Филип ничего не ответил, но директор прочел в глазах мальчика, что слова его упали на благодатную почву.
- Если ты будешь прилежно работать и дальше, ты скоро станешь лучшим нашим учеником и можешь рассчитывать на стипендию по окончании школы. У тебя есть собственные средства?
- Дядя говорит, что, когда мне исполнится двадцать один год, у меня будет ежегодно сто фунтов.
- Да, ты богат. У меня не было ни гроша.
Директор помедлил; он машинально чертил карандашом на лежавшей перед ним промокательной бумаге; потом он продолжал:
- Боюсь, что у тебя не будет большого выбора. Тебе ведь не годится профессия, требующая физического напряжения.
Как и всегда, когда заходила речь о его хромоте, Филип покраснел до корней волос. Мистер Перкинс глядел на него в раздумье.
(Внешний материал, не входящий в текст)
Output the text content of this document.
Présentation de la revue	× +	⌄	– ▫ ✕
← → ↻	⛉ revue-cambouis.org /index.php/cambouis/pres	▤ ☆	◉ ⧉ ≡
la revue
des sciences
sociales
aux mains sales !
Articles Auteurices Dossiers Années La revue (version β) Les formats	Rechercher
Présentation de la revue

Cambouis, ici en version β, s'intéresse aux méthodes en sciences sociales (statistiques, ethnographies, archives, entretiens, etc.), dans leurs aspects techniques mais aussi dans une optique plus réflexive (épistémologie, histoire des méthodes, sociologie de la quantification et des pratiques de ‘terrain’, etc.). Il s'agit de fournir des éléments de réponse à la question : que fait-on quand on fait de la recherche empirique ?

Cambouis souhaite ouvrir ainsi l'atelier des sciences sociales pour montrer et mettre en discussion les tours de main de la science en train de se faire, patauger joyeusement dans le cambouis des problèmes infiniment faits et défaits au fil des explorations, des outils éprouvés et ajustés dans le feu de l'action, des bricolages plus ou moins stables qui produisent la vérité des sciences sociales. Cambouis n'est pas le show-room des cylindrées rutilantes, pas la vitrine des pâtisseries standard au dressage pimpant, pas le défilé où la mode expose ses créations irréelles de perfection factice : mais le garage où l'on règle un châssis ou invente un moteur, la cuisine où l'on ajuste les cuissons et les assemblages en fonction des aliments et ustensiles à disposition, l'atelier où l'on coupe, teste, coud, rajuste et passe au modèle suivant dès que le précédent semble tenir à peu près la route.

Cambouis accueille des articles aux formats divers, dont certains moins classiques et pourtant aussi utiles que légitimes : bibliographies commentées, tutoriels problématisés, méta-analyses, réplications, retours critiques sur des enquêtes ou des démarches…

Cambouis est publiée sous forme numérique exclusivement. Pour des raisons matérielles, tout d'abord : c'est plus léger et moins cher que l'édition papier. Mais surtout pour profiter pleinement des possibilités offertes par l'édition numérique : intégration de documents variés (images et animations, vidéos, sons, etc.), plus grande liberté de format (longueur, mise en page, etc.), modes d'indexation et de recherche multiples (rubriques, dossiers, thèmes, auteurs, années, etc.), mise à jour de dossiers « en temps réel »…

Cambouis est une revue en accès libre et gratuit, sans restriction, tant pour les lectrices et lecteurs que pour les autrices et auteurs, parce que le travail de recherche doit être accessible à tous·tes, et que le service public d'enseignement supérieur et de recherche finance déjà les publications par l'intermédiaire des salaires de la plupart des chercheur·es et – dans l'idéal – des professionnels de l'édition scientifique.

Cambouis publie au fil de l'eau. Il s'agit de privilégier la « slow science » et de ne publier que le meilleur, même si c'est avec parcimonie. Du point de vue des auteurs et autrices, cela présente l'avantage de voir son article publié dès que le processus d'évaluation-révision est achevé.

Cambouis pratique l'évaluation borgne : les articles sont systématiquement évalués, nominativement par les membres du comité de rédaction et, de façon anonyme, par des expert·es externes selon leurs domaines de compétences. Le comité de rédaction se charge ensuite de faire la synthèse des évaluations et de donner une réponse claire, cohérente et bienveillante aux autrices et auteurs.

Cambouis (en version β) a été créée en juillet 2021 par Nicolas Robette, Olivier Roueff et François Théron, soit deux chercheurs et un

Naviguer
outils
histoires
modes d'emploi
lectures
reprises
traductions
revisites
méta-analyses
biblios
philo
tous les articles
- А ты не слишком ли чувствителен к своему несчастью? Тебе ни разу не приходило в голову поблагодарить за него бога?
Филип быстро взглянул на него. Губы его сжались. Он вспомнил, как месяцами, веря тому, что ему говорили, молил бога об исцелении,- ведь исцелил же он прокаженного и сделал слепого зрячим.
- Пока дух твой мятежен, ты будешь испытывать лишь чувство стыда. Но если ты поймешь, что отмечен господом, что крест твой возложен на тебя только потому, что у тебя сильные плечи, тогда твое увечье станет для тебя источником не горести, а утешения.
Он увидел, что этот разговор тяготит мальчика, и отпустил его.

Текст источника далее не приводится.